Jay Clayton, former elite bankers’ lawyer now Chairman of the Securities and Exchanges Commission (SEC), has effectively closed the debate on Initial Coin Offerings (ICOs) as far as SEC is concerned in a very brief Questions and Answers session during a Town Hall meeting in Atlanta yesterday.
“Does the SEC have any official position that relates to Blockchain technology because right now, without clear guidance, a lot of new technologies are moving overseas. How will you keep those technologies here in the U.S?”
So asks a member of the audience who said he was from the Blockchain Chamber of Commerce. “Blockchain technology has incredible promise… powerful technology,” Clayton said to then add:
“We’ve been very clear for a long time on how to conduct fundraising when you’re offering securities. Much of what I have seen in the ICO space is a securities offering.
It is raising money for a project where I give you my money, you give me some type of right back that reflects a return on a project, that’s securities offering. I don’t know how much more clear I can be about it.”
Applying a nearly century old act as interpreted by a case in the 1940s, the Chairman effectively said he won’t adapt the law to very new technology and a fast moving innovative space.
“There’s two ways to do it. You can do a private placement or a public offering. We’ve built a 19 trillion dollar economy, an economy that’s the envy of the world, following those rules. I expect people to follow them,” he said.
With that statement, this one way “discussion” now appears to effectively close the non-debate this space had with the unelected government agency. An agency which appears to not appreciate the many differences between a for-profit company and an open source computer program or network.
In response to a member of the audience asking whether SEC plans to do anything about the cumbersome and very complex securities requirements, a somewhat dismissive Clayton said he will be short, adding “yes” in reply.
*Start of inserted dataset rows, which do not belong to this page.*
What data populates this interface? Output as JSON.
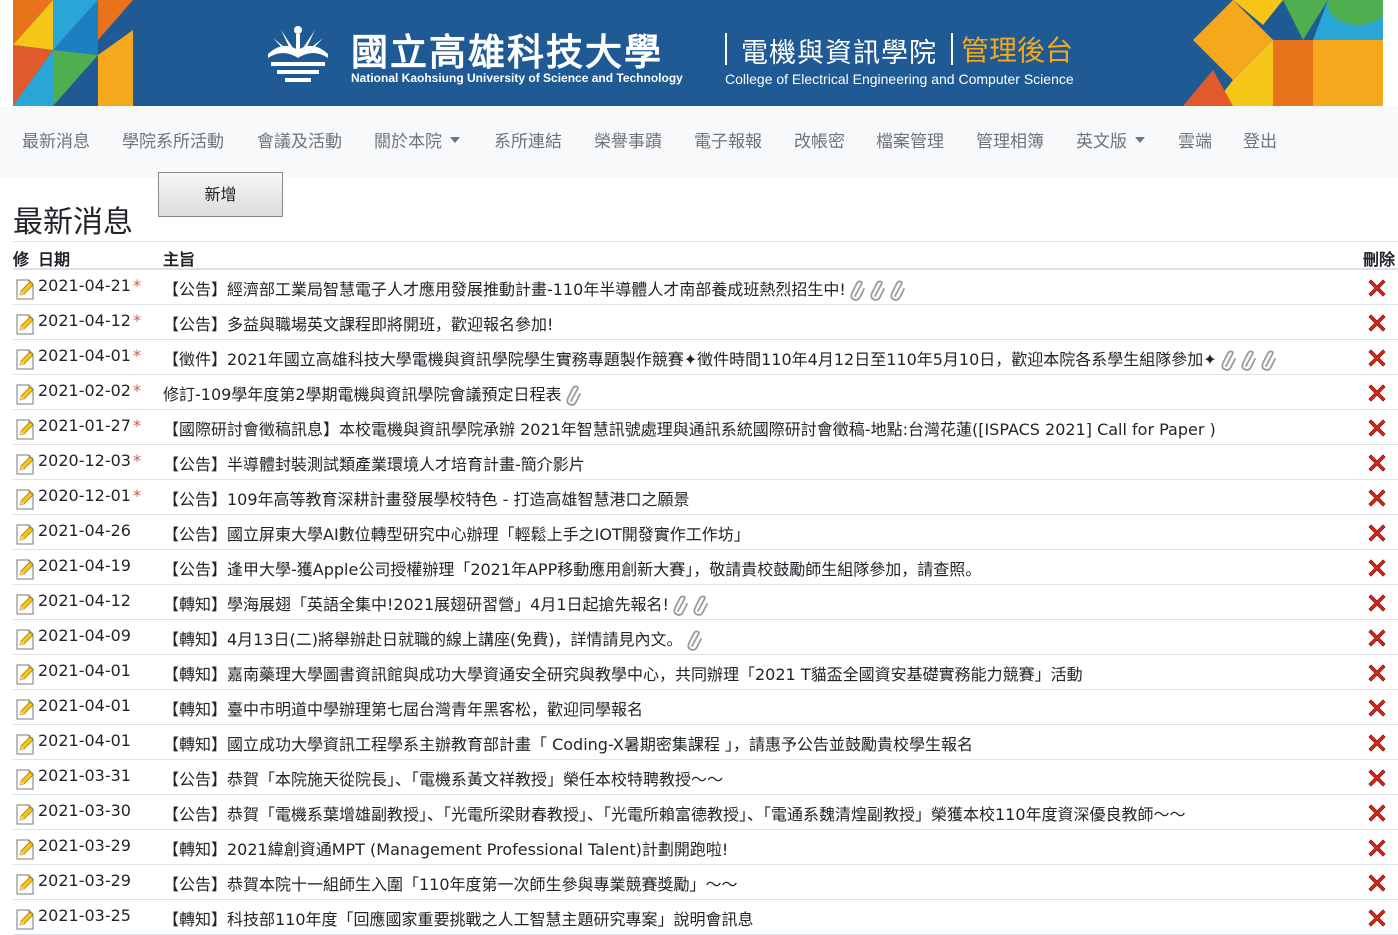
{
  "banner": {
    "university_zh": "國立高雄科技大學",
    "university_en": "National Kaohsiung University of Science and Technology",
    "college_zh": "電機與資訊學院",
    "admin_zh": "管理後台",
    "college_en": "College of Electrical Engineering and Computer Science",
    "colors": {
      "background": "#1f5a94",
      "accent": "#f5a81c"
    }
  },
  "nav": {
    "items": [
      {
        "label": "最新消息"
      },
      {
        "label": "學院系所活動"
      },
      {
        "label": "會議及活動"
      },
      {
        "label": "關於本院",
        "dropdown": true
      },
      {
        "label": "系所連結"
      },
      {
        "label": "榮譽事蹟"
      },
      {
        "label": "電子報報"
      },
      {
        "label": "改帳密"
      },
      {
        "label": "檔案管理"
      },
      {
        "label": "管理相簿"
      },
      {
        "label": "英文版",
        "dropdown": true
      },
      {
        "label": "雲端"
      },
      {
        "label": "登出"
      }
    ]
  },
  "page": {
    "title": "最新消息",
    "add_button": "新增"
  },
  "table": {
    "headers": {
      "edit": "修",
      "date": "日期",
      "subject": "主旨",
      "delete": "刪除"
    },
    "rows": [
      {
        "date": "2021-04-21",
        "pinned": true,
        "subject": "【公告】經濟部工業局智慧電子人才應用發展推動計畫-110年半導體人才南部養成班熱烈招生中!",
        "attachments": 3
      },
      {
        "date": "2021-04-12",
        "pinned": true,
        "subject": "【公告】多益與職場英文課程即將開班，歡迎報名參加!",
        "attachments": 0
      },
      {
        "date": "2021-04-01",
        "pinned": true,
        "subject": "【徵件】2021年國立高雄科技大學電機與資訊學院學生實務專題製作競賽✦徵件時間110年4月12日至110年5月10日，歡迎本院各系學生組隊參加✦",
        "attachments": 3
      },
      {
        "date": "2021-02-02",
        "pinned": true,
        "subject": "修訂-109學年度第2學期電機與資訊學院會議預定日程表",
        "attachments": 1
      },
      {
        "date": "2021-01-27",
        "pinned": true,
        "subject": "【國際研討會徵稿訊息】本校電機與資訊學院承辦 2021年智慧訊號處理與通訊系統國際研討會徵稿-地點:台灣花蓮([ISPACS 2021] Call for Paper )",
        "attachments": 0
      },
      {
        "date": "2020-12-03",
        "pinned": true,
        "subject": "【公告】半導體封裝測試類產業環境人才培育計畫-簡介影片",
        "attachments": 0
      },
      {
        "date": "2020-12-01",
        "pinned": true,
        "subject": "【公告】109年高等教育深耕計畫發展學校特色 - 打造高雄智慧港口之願景",
        "attachments": 0
      },
      {
        "date": "2021-04-26",
        "pinned": false,
        "subject": "【公告】國立屏東大學AI數位轉型研究中心辦理「輕鬆上手之IOT開發實作工作坊」",
        "attachments": 0
      },
      {
        "date": "2021-04-19",
        "pinned": false,
        "subject": "【公告】逢甲大學-獲Apple公司授權辦理「2021年APP移動應用創新大賽」，敬請貴校鼓勵師生組隊參加，請查照。",
        "attachments": 0
      },
      {
        "date": "2021-04-12",
        "pinned": false,
        "subject": "【轉知】學海展翅「英語全集中!2021展翅研習營」4月1日起搶先報名!",
        "attachments": 2
      },
      {
        "date": "2021-04-09",
        "pinned": false,
        "subject": "【轉知】4月13日(二)將舉辦赴日就職的線上講座(免費)，詳情請見內文。",
        "attachments": 1
      },
      {
        "date": "2021-04-01",
        "pinned": false,
        "subject": "【轉知】嘉南藥理大學圖書資訊館與成功大學資通安全研究與教學中心，共同辦理「2021 T貓盃全國資安基礎實務能力競賽」活動",
        "attachments": 0
      },
      {
        "date": "2021-04-01",
        "pinned": false,
        "subject": "【轉知】臺中市明道中學辦理第七屆台灣青年黑客松，歡迎同學報名",
        "attachments": 0
      },
      {
        "date": "2021-04-01",
        "pinned": false,
        "subject": "【轉知】國立成功大學資訊工程學系主辦教育部計畫「 Coding-X暑期密集課程 」，請惠予公告並鼓勵貴校學生報名",
        "attachments": 0
      },
      {
        "date": "2021-03-31",
        "pinned": false,
        "subject": "【公告】恭賀「本院施天從院長」、「電機系黃文祥教授」榮任本校特聘教授～～",
        "attachments": 0
      },
      {
        "date": "2021-03-30",
        "pinned": false,
        "subject": "【公告】恭賀「電機系葉增雄副教授」、「光電所梁財春教授」、「光電所賴富德教授」、「電通系魏清煌副教授」榮獲本校110年度資深優良教師～～",
        "attachments": 0
      },
      {
        "date": "2021-03-29",
        "pinned": false,
        "subject": "【轉知】2021緯創資通MPT (Management Professional Talent)計劃開跑啦!",
        "attachments": 0
      },
      {
        "date": "2021-03-29",
        "pinned": false,
        "subject": "【公告】恭賀本院十一組師生入圍「110年度第一次師生參與專業競賽獎勵」～～",
        "attachments": 0
      },
      {
        "date": "2021-03-25",
        "pinned": false,
        "subject": "【轉知】科技部110年度「回應國家重要挑戰之人工智慧主題研究專案」說明會訊息",
        "attachments": 0
      }
    ]
  }
}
We lack resources, he then added, we have priorities.
So indicating they feel very content with exactly how things are, and although the digital revolution is changing much they appear to think they’re above it all.
Leaving Congress now with the only avenue to change what many find as extremely stifling, or other more friendly jurisdictions, as Silicon Valley might well give way to the Crypto Valley unless they can run fast enough and let Clayton catch up.